Thursday, November 27, 2008

Foreign Body Was Underpants In the Small Intestine

This is what a foreign body made out of fabric looks like, after a couple of days in the intestines. (Photo by KatDoc.)

A very sick Golden Retriever was admitted to the animal hospital a couple of days ago. He looked very poorly, and had not eaten for two weeks. After having scanned (using ultrasound) and x-rayed him, the surgeons decided to open him up, as every clue pointed to a foreign body in the intestines.

The foreign body turned out to be a pair of underpants stuck in his smaller intestine.

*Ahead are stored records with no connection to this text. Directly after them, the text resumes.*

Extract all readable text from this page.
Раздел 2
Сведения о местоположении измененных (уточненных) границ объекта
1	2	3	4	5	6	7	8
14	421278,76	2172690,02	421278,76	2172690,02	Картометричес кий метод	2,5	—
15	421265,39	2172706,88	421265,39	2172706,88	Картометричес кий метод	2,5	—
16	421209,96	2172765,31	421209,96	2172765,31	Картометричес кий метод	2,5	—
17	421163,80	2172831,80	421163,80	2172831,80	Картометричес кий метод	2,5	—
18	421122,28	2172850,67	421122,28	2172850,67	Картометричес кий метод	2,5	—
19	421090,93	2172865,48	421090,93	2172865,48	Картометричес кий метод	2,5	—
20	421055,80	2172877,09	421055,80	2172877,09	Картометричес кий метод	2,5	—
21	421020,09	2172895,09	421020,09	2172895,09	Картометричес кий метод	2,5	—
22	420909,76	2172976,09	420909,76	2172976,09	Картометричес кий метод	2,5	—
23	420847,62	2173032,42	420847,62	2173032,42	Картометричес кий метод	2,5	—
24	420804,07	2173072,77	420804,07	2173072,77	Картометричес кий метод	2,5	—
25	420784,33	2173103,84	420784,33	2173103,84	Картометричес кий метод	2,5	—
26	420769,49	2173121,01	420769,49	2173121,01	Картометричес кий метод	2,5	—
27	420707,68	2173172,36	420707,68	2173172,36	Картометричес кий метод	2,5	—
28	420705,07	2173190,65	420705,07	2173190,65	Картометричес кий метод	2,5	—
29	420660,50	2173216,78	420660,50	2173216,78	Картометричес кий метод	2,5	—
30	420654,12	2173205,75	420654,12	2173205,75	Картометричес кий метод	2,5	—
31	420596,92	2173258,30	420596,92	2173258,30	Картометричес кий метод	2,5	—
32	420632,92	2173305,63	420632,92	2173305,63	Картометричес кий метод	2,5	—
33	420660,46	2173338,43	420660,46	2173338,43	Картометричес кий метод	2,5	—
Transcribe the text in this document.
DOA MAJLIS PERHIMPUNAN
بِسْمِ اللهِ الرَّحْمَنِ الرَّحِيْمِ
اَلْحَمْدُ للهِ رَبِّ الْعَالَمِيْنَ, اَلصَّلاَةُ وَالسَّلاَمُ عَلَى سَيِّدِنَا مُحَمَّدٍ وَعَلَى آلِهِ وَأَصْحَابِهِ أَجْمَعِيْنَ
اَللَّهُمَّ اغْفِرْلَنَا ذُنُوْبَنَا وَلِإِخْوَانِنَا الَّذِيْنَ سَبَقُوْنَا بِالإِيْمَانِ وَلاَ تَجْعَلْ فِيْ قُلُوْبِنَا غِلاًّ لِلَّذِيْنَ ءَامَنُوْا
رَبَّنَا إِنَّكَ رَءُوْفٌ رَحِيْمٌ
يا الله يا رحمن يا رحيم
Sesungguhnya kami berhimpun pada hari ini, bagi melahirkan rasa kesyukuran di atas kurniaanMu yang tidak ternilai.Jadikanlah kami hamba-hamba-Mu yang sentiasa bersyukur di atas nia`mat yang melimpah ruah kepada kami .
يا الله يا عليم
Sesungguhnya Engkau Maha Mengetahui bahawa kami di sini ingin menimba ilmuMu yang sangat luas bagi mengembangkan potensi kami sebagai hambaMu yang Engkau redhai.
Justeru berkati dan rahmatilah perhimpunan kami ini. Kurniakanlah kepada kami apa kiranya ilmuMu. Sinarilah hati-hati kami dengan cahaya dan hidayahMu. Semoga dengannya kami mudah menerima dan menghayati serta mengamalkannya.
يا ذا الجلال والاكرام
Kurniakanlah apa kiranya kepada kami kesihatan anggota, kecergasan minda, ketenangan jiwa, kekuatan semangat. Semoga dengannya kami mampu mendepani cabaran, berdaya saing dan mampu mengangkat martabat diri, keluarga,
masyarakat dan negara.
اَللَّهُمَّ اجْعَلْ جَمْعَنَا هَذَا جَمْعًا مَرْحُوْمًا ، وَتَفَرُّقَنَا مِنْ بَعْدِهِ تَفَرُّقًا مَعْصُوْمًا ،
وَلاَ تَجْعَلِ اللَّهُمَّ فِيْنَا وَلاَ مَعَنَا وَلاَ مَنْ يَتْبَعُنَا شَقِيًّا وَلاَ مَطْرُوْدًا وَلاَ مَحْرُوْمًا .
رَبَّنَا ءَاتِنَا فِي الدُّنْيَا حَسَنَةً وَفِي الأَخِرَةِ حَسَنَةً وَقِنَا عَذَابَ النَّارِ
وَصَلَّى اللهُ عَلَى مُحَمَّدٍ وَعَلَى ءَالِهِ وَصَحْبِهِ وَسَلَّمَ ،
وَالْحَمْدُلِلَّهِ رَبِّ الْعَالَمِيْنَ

Sadly the underpants had been stuck there for a very long time, and the dog did not survive the night, because of the state his intestines were in.

This is not a rare case, and dogs are often admitted to have foreign bodies removed. When the owner reacts quickly it is possible to remove foreign bodies by making the animal vomit, or by the use of an endoscope. This is a procedure that does not require the use of surgery and there are few risks involves.

If the foreign body is left to continue past the stomach and gets stuck in the intestines, it has to be removed surgically. A foreign body can cause a lot of damage.
Even things that you might think are pretty harmless, like a thread, can be deadly. A tread is difficult to discover using x-rays and ultrasound scans, and can start cutting through the intestines!

Precautions and symptoms

Some dogs and cats will eat almost anything. If you think your pet could possibly eat foreign bodies, like a sock, a bone or a piece of string, you need to make sure that anything it could eat, is out of it’s reach. Make sure the animal has lots of toys that are too big to swallow, to reduce the interest of dangerous items. This is even more important when it is home alone, when it might get bored and therefore start exploring!

If you suspect that your pet has eaten a foreign body, you should get to the vets and have it examined. If it starts vomiting, drooling, stops eating or has abnormal bowel movements, it might be signs of a foreign object and you must react promptly.

KatDoc has several interesting posts on her blog, about cases involving foreign bodies. The photo at the top of this post is from one of KatDoc's posts, involving the removal of a sock. The sock looks just like the underpants we removed from the Golden Retriever.